Ding was born in an impoverished family in Borneo (modern day Sarawak) in 1921. His father was a poor merchant and murdered on the road when Ding was a baby. When he was 5 his mother found a rich local merchant to adopt him, but could not bear to part with him on the doorstep of the merchant's house and took him back home. A year later she died from the vitamin deficiency heart disease Beriberi. Ding was taken in by the local Methodist missionary school and through a series of scholarships eventually studied medicine at Johns Hopkins University in Baltimore and then went back to Borneo to serve as a medical missionary, where he helped set up Christ Hospital.
After moving to Hong Kong in 1962, he started fighting for the rights of workers and the underprivileged. His focus on social ills started with drug addiction, one of the city's gravest social problems at the time. He was an experienced narcotics researcher and called for better rehabilitation of addicts. A methadone outpatient scheme, which Ding had advocated since the late 1960s backed up by results from Randomized control trial, was set up in 1972 by the Medical Health Department. He even opposed to the performance of the Rolling Stones in Hong Kong because of their past association with drugs.[1]
Among other issues he also campaigned against corruption, drug addiction and price rises by public utilities, and advocated women's right to abortion, workers' rights, democratic reform, environmental protection, population growth and human rights protection.

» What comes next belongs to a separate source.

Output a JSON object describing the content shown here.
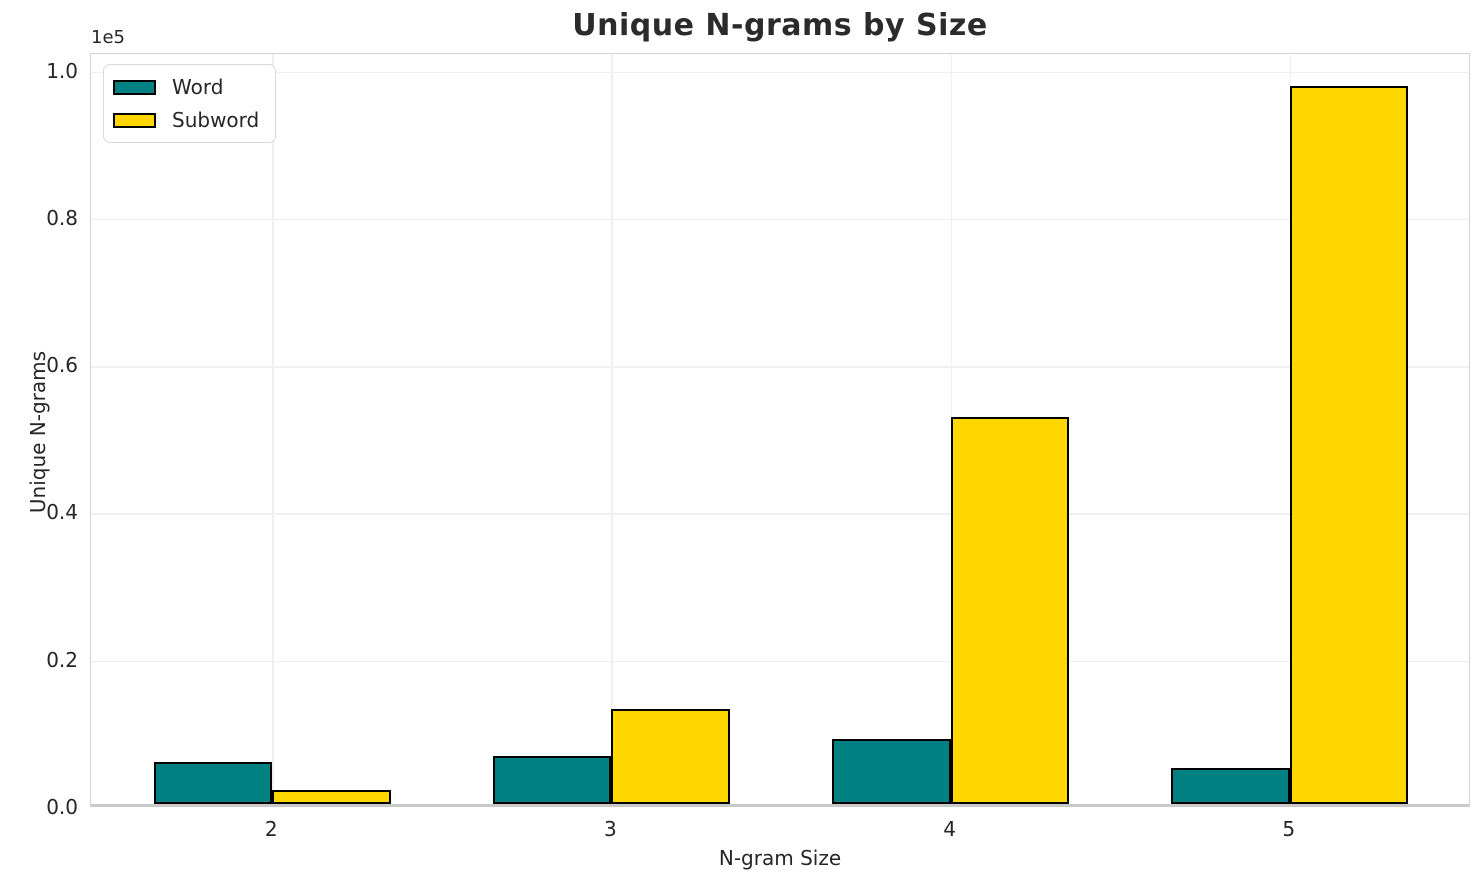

He led a seven-member delegation to London in May 1984 to lobby for democratic reform in Hong Kong before the colony's handover to China and met with the former British Prime Minister Edward Heath.
He was the chairman of the Hong Kong Christian Industrial Committee for more than 20 years. He was also founding chairman of the Association for Democracy and Justice in 1985 and became founding chairman of the Association for Democracy and People's Livelihood in 1986. He founded first green group in Hong Kong Conservancy Association and Hong Kong Youth Music Society.
His motto was to 'Live simply, give generously, and think vigorously'.
Ding had 4 children with his wife Lillian who was also a doctor and very engaged in social work. Their oldest daughter Vivian is a doctor, their second daughter Mary May is in the technology industry, their third daughter Grace is also doctor, their youngest son Luke studied medicine but switched to finance and now also very engaged in philanthropy.
Ding emigrated to San Francisco in 1990 and died of pneumonia on 24 June 2008 at the age of 87.